Commissioners to consider recreation levy

January 16, 2004|by CANDICE BOSELY

If every homeowner in Berkeley County bought one or two fewer sodas every couple of months and instead gave the money, in the form of a levy, to Martinsburg-Berkeley County Parks & Recreation, numerous improvements could be made to the county's parks and recreation facilities.

That was the pitch Parks & Recreation officials made to the Berkeley County Commission Thursday morning, when they asked for permission to place the levy on the ballot for the May 11 primary election.

The commissioners agreed to the idea but said they want more specifics on exactly how taxpayers' money will be used. They plan to revisit the issue in the next few weeks and take a final vote, said Commission President Steve Teufel.


Overall, the levy is expected to bring in $300,000 to $330,000 a year. Levies can run for up to five years.

Should the levy be placed on the ballot and approved by voters, owners of a home worth $100,000 would pay $6 a year. The owners of a home valued at $200,000 would pay $12 a year, Parks & Recreation Director Steve Catlett said.

In an interview after the meeting, Catlett said plans for the money could include adding more soccer fields to the county's soccer complex and making improvements to Poor House Farm, a park.

Currently, three regulation-size soccer fields are in place at the complex in Falling Waters, W.Va., but acreage exists for six, he said. Adding outdoor lights, which would allow for night games, also is a possibility.

At Poor House Farm, possibilities include building an outdoor basketball complex, adding more pavilions, continuing with restoration of a historic barn and adding an amphitheater.

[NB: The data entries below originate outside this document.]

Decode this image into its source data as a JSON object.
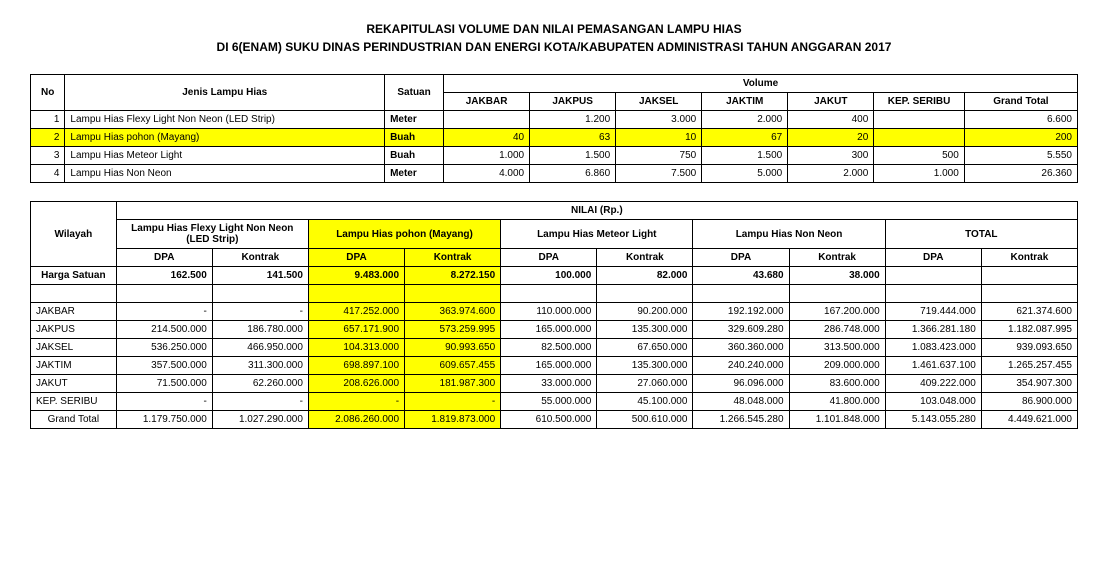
{
  "title_l1": "REKAPITULASI VOLUME DAN NILAI PEMASANGAN LAMPU HIAS",
  "title_l2": "DI 6(ENAM) SUKU DINAS PERINDUSTRIAN DAN ENERGI KOTA/KABUPATEN ADMINISTRASI TAHUN ANGGARAN 2017",
  "t1": {
    "h_no": "No",
    "h_jenis": "Jenis Lampu Hias",
    "h_satuan": "Satuan",
    "h_volume": "Volume",
    "regions": [
      "JAKBAR",
      "JAKPUS",
      "JAKSEL",
      "JAKTIM",
      "JAKUT",
      "KEP. SERIBU"
    ],
    "h_gt": "Grand Total",
    "rows": [
      {
        "no": "1",
        "jenis": "Lampu Hias Flexy Light Non Neon (LED Strip)",
        "sat": "Meter",
        "v": [
          "",
          "1.200",
          "3.000",
          "2.000",
          "400",
          ""
        ],
        "gt": "6.600",
        "hl": false
      },
      {
        "no": "2",
        "jenis": "Lampu Hias pohon (Mayang)",
        "sat": "Buah",
        "v": [
          "40",
          "63",
          "10",
          "67",
          "20",
          ""
        ],
        "gt": "200",
        "hl": true
      },
      {
        "no": "3",
        "jenis": "Lampu Hias Meteor Light",
        "sat": "Buah",
        "v": [
          "1.000",
          "1.500",
          "750",
          "1.500",
          "300",
          "500"
        ],
        "gt": "5.550",
        "hl": false
      },
      {
        "no": "4",
        "jenis": "Lampu Hias Non Neon",
        "sat": "Meter",
        "v": [
          "4.000",
          "6.860",
          "7.500",
          "5.000",
          "2.000",
          "1.000"
        ],
        "gt": "26.360",
        "hl": false
      }
    ]
  },
  "t2": {
    "h_wilayah": "Wilayah",
    "h_nilai": "NILAI (Rp.)",
    "h_dpa": "DPA",
    "h_kontrak": "Kontrak",
    "h_total": "TOTAL",
    "h_harga": "Harga Satuan",
    "groups": [
      "Lampu Hias Flexy Light Non Neon (LED Strip)",
      "Lampu Hias pohon (Mayang)",
      "Lampu Hias Meteor Light",
      "Lampu Hias Non Neon"
    ],
    "group_hl": [
      false,
      true,
      false,
      false
    ],
    "harga": [
      "162.500",
      "141.500",
      "9.483.000",
      "8.272.150",
      "100.000",
      "82.000",
      "43.680",
      "38.000",
      "",
      ""
    ],
    "rows": [
      {
        "w": "JAKBAR",
        "v": [
          "-",
          "-",
          "417.252.000",
          "363.974.600",
          "110.000.000",
          "90.200.000",
          "192.192.000",
          "167.200.000",
          "719.444.000",
          "621.374.600"
        ]
      },
      {
        "w": "JAKPUS",
        "v": [
          "214.500.000",
          "186.780.000",
          "657.171.900",
          "573.259.995",
          "165.000.000",
          "135.300.000",
          "329.609.280",
          "286.748.000",
          "1.366.281.180",
          "1.182.087.995"
        ]
      },
      {
        "w": "JAKSEL",
        "v": [
          "536.250.000",
          "466.950.000",
          "104.313.000",
          "90.993.650",
          "82.500.000",
          "67.650.000",
          "360.360.000",
          "313.500.000",
          "1.083.423.000",
          "939.093.650"
        ]
      },
      {
        "w": "JAKTIM",
        "v": [
          "357.500.000",
          "311.300.000",
          "698.897.100",
          "609.657.455",
          "165.000.000",
          "135.300.000",
          "240.240.000",
          "209.000.000",
          "1.461.637.100",
          "1.265.257.455"
        ]
      },
      {
        "w": "JAKUT",
        "v": [
          "71.500.000",
          "62.260.000",
          "208.626.000",
          "181.987.300",
          "33.000.000",
          "27.060.000",
          "96.096.000",
          "83.600.000",
          "409.222.000",
          "354.907.300"
        ]
      },
      {
        "w": "KEP. SERIBU",
        "v": [
          "-",
          "-",
          "-",
          "-",
          "55.000.000",
          "45.100.000",
          "48.048.000",
          "41.800.000",
          "103.048.000",
          "86.900.000"
        ]
      }
    ],
    "gt_label": "Grand Total",
    "gt": [
      "1.179.750.000",
      "1.027.290.000",
      "2.086.260.000",
      "1.819.873.000",
      "610.500.000",
      "500.610.000",
      "1.266.545.280",
      "1.101.848.000",
      "5.143.055.280",
      "4.449.621.000"
    ]
  },
  "colors": {
    "highlight": "#ffff00"
  }
}
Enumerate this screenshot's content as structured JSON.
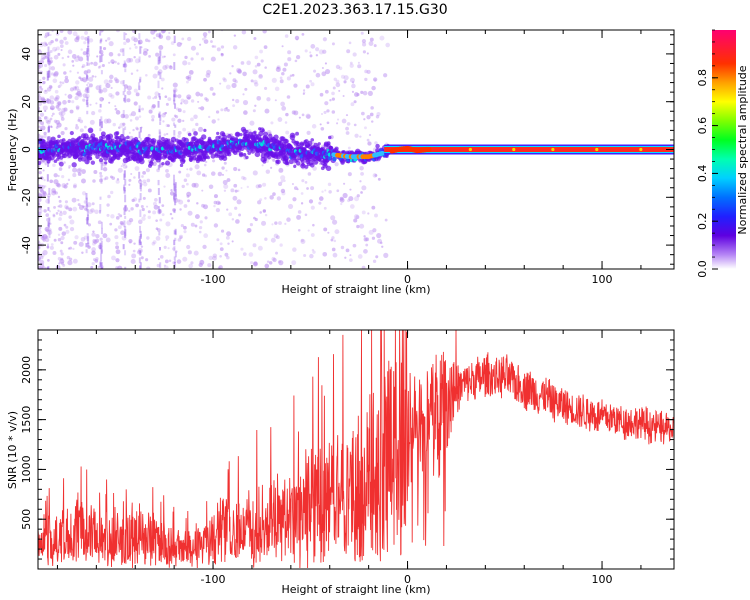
{
  "figure": {
    "title": "C2E1.2023.363.17.15.G30"
  },
  "chart_data": [
    {
      "type": "heatmap",
      "title": "",
      "xlabel": "Height of straight line (km)",
      "ylabel": "Frequency (Hz)",
      "xlim": [
        -190,
        137
      ],
      "ylim": [
        -50,
        50
      ],
      "x_ticks": [
        -100,
        0,
        100
      ],
      "y_ticks": [
        -40,
        -20,
        0,
        20,
        40
      ],
      "colorbar": {
        "label": "Normalized spectral amplitude",
        "range": [
          0,
          1
        ],
        "ticks": [
          0.0,
          0.2,
          0.4,
          0.6,
          0.8
        ]
      },
      "signal_track": {
        "x": [
          -190,
          -170,
          -150,
          -130,
          -110,
          -90,
          -80,
          -70,
          -60,
          -50,
          -40,
          -30,
          -20,
          -15,
          -10,
          -5,
          0,
          5,
          10,
          20,
          50,
          100,
          137
        ],
        "freq": [
          0,
          0.5,
          1,
          -0.5,
          0,
          2,
          3,
          1,
          -1,
          -1.5,
          -2,
          -3,
          -3,
          -2,
          -1,
          0,
          0.5,
          -0.5,
          0,
          0,
          0,
          0,
          0
        ]
      }
    },
    {
      "type": "line",
      "title": "",
      "xlabel": "Height of straight line (km)",
      "ylabel": "SNR (10 * v/v)",
      "xlim": [
        -190,
        137
      ],
      "ylim": [
        0,
        2400
      ],
      "x_ticks": [
        -100,
        0,
        100
      ],
      "y_ticks": [
        500,
        1000,
        1500,
        2000
      ],
      "series": [
        {
          "color": "#f03030",
          "x": [
            -190,
            -180,
            -170,
            -160,
            -150,
            -140,
            -130,
            -120,
            -110,
            -100,
            -90,
            -80,
            -70,
            -60,
            -50,
            -40,
            -30,
            -20,
            -10,
            0,
            10,
            20,
            30,
            40,
            50,
            60,
            70,
            80,
            90,
            100,
            110,
            120,
            130,
            137
          ],
          "y": [
            250,
            300,
            380,
            330,
            280,
            330,
            300,
            200,
            230,
            330,
            380,
            430,
            480,
            560,
            640,
            700,
            760,
            900,
            1150,
            1350,
            1500,
            1750,
            1870,
            1930,
            1920,
            1830,
            1730,
            1640,
            1580,
            1530,
            1490,
            1460,
            1420,
            1400
          ]
        }
      ]
    }
  ]
}
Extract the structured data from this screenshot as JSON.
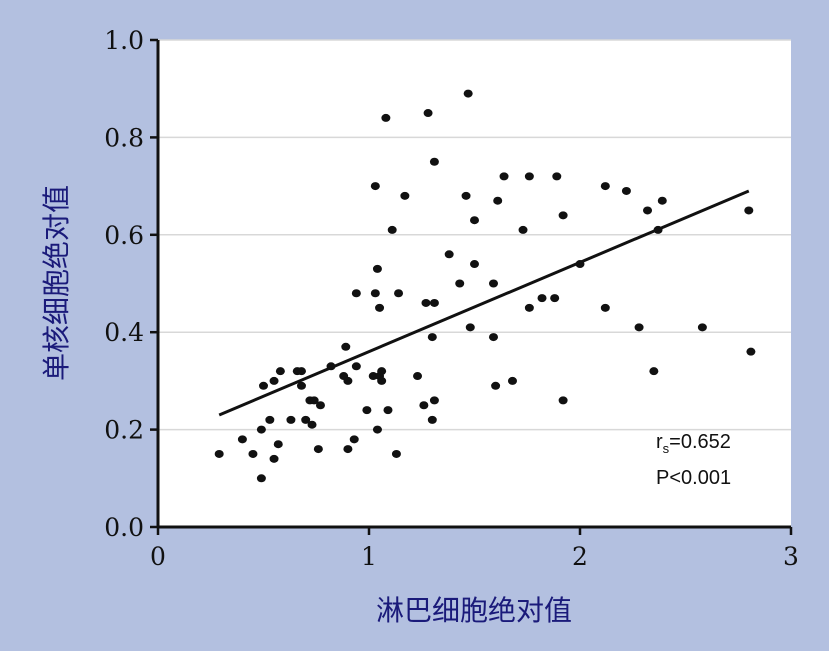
{
  "chart_data": {
    "type": "scatter",
    "xlabel": "淋巴细胞绝对值",
    "ylabel": "单核细胞绝对值",
    "xlim": [
      0,
      3
    ],
    "ylim": [
      0,
      1.0
    ],
    "x_ticks": [
      "0",
      "1",
      "2",
      "3"
    ],
    "y_ticks": [
      "0.0",
      "0.2",
      "0.4",
      "0.6",
      "0.8",
      "1.0"
    ],
    "grid": "horizontal",
    "annotations": {
      "rs_symbol": "r",
      "rs_subscript": "s",
      "rs_value": "=0.652",
      "p_text": "P<0.001"
    },
    "trendline": {
      "x": [
        0.29,
        2.8
      ],
      "y": [
        0.23,
        0.69
      ]
    },
    "points": [
      [
        0.29,
        0.15
      ],
      [
        0.4,
        0.18
      ],
      [
        0.45,
        0.15
      ],
      [
        0.49,
        0.1
      ],
      [
        0.49,
        0.2
      ],
      [
        0.5,
        0.29
      ],
      [
        0.53,
        0.22
      ],
      [
        0.55,
        0.3
      ],
      [
        0.55,
        0.14
      ],
      [
        0.57,
        0.17
      ],
      [
        0.58,
        0.32
      ],
      [
        0.63,
        0.22
      ],
      [
        0.66,
        0.32
      ],
      [
        0.68,
        0.32
      ],
      [
        0.68,
        0.29
      ],
      [
        0.7,
        0.22
      ],
      [
        0.72,
        0.26
      ],
      [
        0.73,
        0.21
      ],
      [
        0.74,
        0.26
      ],
      [
        0.76,
        0.16
      ],
      [
        0.77,
        0.25
      ],
      [
        0.82,
        0.33
      ],
      [
        0.88,
        0.31
      ],
      [
        0.89,
        0.37
      ],
      [
        0.9,
        0.3
      ],
      [
        0.9,
        0.16
      ],
      [
        0.93,
        0.18
      ],
      [
        0.94,
        0.33
      ],
      [
        0.94,
        0.48
      ],
      [
        0.99,
        0.24
      ],
      [
        1.02,
        0.31
      ],
      [
        1.03,
        0.48
      ],
      [
        1.03,
        0.7
      ],
      [
        1.04,
        0.53
      ],
      [
        1.04,
        0.2
      ],
      [
        1.05,
        0.45
      ],
      [
        1.05,
        0.31
      ],
      [
        1.06,
        0.32
      ],
      [
        1.06,
        0.3
      ],
      [
        1.08,
        0.84
      ],
      [
        1.09,
        0.24
      ],
      [
        1.11,
        0.61
      ],
      [
        1.13,
        0.15
      ],
      [
        1.14,
        0.48
      ],
      [
        1.17,
        0.68
      ],
      [
        1.23,
        0.31
      ],
      [
        1.26,
        0.25
      ],
      [
        1.27,
        0.46
      ],
      [
        1.28,
        0.85
      ],
      [
        1.3,
        0.39
      ],
      [
        1.3,
        0.22
      ],
      [
        1.31,
        0.26
      ],
      [
        1.31,
        0.46
      ],
      [
        1.31,
        0.75
      ],
      [
        1.38,
        0.56
      ],
      [
        1.43,
        0.5
      ],
      [
        1.46,
        0.68
      ],
      [
        1.47,
        0.89
      ],
      [
        1.48,
        0.41
      ],
      [
        1.5,
        0.54
      ],
      [
        1.5,
        0.63
      ],
      [
        1.59,
        0.39
      ],
      [
        1.59,
        0.5
      ],
      [
        1.6,
        0.29
      ],
      [
        1.61,
        0.67
      ],
      [
        1.64,
        0.72
      ],
      [
        1.68,
        0.3
      ],
      [
        1.73,
        0.61
      ],
      [
        1.76,
        0.45
      ],
      [
        1.76,
        0.72
      ],
      [
        1.82,
        0.47
      ],
      [
        1.88,
        0.47
      ],
      [
        1.89,
        0.72
      ],
      [
        1.92,
        0.26
      ],
      [
        1.92,
        0.64
      ],
      [
        2.0,
        0.54
      ],
      [
        2.12,
        0.45
      ],
      [
        2.12,
        0.7
      ],
      [
        2.22,
        0.69
      ],
      [
        2.28,
        0.41
      ],
      [
        2.32,
        0.65
      ],
      [
        2.35,
        0.32
      ],
      [
        2.37,
        0.61
      ],
      [
        2.39,
        0.67
      ],
      [
        2.58,
        0.41
      ],
      [
        2.8,
        0.65
      ],
      [
        2.81,
        0.36
      ]
    ]
  },
  "colors": {
    "background": "#b3c0e0",
    "plot": "#ffffff",
    "grid": "#d8d8d8",
    "points": "#111111",
    "axis_title": "#1a1a7a"
  }
}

Building a softball field complex somewhere in the county also is a possibility, Catlett said.

No new indoor facilities are in the works, but Catlett said an addition could be built onto the Berkeley 2000 facility.

Levy money also would be used for operating expenditures - a notion about which the county commissioners expressed concern.

Teufel and Commissioner Howard Strauss said they believe voters would approve the levy if they can see its results.

Using levy money for operating purposes is unwise, the commissioners said, especially if Parks & Recreation comes to depend on that money and later finds itself in a bind should the levy renewal fail in the future.

Catlett responded that it's useless to build new facilities and expand additional ones if they are not properly maintained. He said it would be better to build half a million dollars worth of facilities and properly maintain them than build $1 million worth and not keep up with maintenance.

Levy money would be used only to pay for part-time maintenance work, not to hire full-time people who might be laid off should the levy not gain voters' approval in the future. The department also would use the money to buy necessary equipment like mowers, officials said.

All of the money currently allocated by the city of Martinsburg, the county commissioners and the Board of Education - $332,000 - is used for employee salaries and benefits.

Additional expenses must be paid with money that Parks & Recreation makes, including fees charged to use the agency's miniature golf course and to swim in one of its two pools. Money also is raised from the Haunted Trail at Halloween and through other programs.

Because of the additional income, Parks & Rec has a budget of $1.3 million, Catlett said.

It's money well spent, especially since green space is disappearing, Catlett said.

"What better investment can you make in your community, to quality of life, than recreation?" he said.